This is who I am

My daily yoga practice is my form of self-care, the place that I go, in solitude with my thoughts, to take care of my soul.

In this solitude with my thoughts, I have been doing a lot of reflecting about a contemplated life. On why I started to write, and what I’ve written.  On that delicate dance between vulnerability and hope. On who I’ve met and connected with. On the stories that I have shared with you, and the stories that you have shared with me. 

This week in my yoga classes, my yoga teacher introduced the ‘King of the Mountain’ pose. She spoke of the pose as a metaphor for our own mountains – the coming to terms with our vulnerabilities and still standing tall to say ‘This is me. Laid bare. See my strengths. See my weaknesses. This is who I am. I will not apologise.’

It has, of course, resonated with me deeply.

The writer Anne Lamott has said that pretending that things are nicely boxed up and put away robs us of great riches. Society likes to box up grief and loss and vulnerability because they are messy. But they are real.

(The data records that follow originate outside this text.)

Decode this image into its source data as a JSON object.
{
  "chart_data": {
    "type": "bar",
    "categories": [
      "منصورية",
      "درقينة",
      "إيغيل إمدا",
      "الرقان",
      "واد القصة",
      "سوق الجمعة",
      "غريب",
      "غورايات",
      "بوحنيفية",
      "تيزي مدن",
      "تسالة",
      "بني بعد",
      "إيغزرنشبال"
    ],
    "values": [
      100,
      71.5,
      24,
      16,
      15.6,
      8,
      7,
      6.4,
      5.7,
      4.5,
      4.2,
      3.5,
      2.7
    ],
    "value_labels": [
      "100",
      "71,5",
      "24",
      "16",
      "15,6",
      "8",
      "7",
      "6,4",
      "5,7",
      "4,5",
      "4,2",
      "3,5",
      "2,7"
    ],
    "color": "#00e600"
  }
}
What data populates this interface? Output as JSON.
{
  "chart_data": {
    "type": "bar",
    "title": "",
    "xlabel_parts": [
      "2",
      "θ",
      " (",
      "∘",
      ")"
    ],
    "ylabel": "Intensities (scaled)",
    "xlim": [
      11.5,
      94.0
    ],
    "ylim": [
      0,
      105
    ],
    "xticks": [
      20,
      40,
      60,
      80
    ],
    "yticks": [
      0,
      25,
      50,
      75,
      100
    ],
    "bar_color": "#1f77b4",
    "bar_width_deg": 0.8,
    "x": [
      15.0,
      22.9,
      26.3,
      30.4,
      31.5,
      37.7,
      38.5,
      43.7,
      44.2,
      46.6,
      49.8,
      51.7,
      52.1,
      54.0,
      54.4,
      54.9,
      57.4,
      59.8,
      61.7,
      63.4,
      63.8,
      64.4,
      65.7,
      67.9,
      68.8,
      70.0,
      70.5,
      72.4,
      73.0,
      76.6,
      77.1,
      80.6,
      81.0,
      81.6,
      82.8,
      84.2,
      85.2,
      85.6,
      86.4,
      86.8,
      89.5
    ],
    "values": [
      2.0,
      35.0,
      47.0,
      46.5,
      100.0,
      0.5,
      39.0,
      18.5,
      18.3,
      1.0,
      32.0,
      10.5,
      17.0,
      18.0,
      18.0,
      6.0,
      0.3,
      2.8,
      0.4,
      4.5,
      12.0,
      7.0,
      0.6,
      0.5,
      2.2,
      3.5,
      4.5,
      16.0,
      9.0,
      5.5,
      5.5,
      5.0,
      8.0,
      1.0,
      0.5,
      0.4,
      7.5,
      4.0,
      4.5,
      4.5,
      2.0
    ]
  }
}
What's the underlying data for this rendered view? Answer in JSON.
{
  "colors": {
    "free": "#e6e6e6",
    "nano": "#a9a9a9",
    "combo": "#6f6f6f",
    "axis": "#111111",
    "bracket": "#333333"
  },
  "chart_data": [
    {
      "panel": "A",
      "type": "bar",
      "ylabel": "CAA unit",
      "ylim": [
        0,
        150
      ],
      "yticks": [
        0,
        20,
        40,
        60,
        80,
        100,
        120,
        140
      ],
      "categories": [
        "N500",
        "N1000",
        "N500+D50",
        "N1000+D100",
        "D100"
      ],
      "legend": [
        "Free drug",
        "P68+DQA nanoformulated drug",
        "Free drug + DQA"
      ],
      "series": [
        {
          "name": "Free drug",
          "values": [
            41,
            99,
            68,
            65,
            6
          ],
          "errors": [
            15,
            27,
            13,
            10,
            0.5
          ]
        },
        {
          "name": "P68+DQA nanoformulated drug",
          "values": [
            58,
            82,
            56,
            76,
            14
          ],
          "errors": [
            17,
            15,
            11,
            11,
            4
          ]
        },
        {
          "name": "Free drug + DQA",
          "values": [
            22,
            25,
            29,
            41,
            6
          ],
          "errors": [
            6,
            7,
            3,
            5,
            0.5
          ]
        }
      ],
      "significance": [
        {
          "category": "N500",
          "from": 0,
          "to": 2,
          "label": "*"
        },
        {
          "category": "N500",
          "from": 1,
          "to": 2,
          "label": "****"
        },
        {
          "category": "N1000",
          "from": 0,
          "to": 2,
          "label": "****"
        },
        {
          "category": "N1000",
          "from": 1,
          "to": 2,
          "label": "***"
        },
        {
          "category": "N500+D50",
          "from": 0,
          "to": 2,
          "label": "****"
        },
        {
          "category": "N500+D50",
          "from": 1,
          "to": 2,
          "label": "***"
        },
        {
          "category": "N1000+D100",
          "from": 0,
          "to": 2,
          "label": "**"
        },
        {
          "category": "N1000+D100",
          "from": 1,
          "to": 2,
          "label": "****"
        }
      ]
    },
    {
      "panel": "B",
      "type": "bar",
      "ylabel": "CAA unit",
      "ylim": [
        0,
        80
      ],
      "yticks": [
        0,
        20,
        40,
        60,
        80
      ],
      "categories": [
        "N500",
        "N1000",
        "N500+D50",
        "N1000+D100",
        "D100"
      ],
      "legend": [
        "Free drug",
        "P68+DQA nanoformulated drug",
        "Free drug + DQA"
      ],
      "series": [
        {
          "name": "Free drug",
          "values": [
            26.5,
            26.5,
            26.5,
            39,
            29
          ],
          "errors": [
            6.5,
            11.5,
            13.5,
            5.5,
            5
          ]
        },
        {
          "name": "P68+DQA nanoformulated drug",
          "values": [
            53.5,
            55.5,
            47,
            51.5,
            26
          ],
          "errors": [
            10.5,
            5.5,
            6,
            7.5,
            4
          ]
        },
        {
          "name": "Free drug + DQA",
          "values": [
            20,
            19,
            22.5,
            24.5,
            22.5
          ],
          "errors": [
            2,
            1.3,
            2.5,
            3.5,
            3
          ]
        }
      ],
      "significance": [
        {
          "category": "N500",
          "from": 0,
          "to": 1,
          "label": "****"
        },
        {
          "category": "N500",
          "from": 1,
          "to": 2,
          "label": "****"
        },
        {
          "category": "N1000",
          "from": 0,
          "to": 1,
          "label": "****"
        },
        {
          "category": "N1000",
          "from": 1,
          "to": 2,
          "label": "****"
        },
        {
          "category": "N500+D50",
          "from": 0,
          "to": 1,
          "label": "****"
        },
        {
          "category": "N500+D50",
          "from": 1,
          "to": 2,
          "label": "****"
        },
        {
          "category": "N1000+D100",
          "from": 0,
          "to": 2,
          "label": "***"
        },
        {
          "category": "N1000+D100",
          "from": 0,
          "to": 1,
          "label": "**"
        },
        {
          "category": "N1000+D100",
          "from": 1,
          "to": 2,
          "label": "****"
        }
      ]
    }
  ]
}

Paul Kalanithi was a neurosurgeon who passed away from lung cancer in March 2015. In his memoir, When Breath Becomes Air, which was published posthumously, he explored what makes life worth living in the face of death. His widow, Lucy Kalanithi, continues his story. In a TED talk last year, she considered what this will mean for their young daughter and what she will tell her when she is older:

Cady, engaging in the full range of experience – living and dying, love and loss – is what we get to do. Being human doesn’t happen despite suffering. It happens within it. When we approach suffering together, when we choose not to hide from it, our lives don’t diminish, they expand.

Lucy Kalanithi also said:

Our job isn’t to fight fate, but to help each other through. Not as soldiers but as shepherds. That’s how we make it OK, even when it’s not. By saying out loud, by helping each other through.

We need to connect and open up our boxes because if we don’t, how can we ever have any chance of finding great riches? A contemplated life is who I am. This is why I write.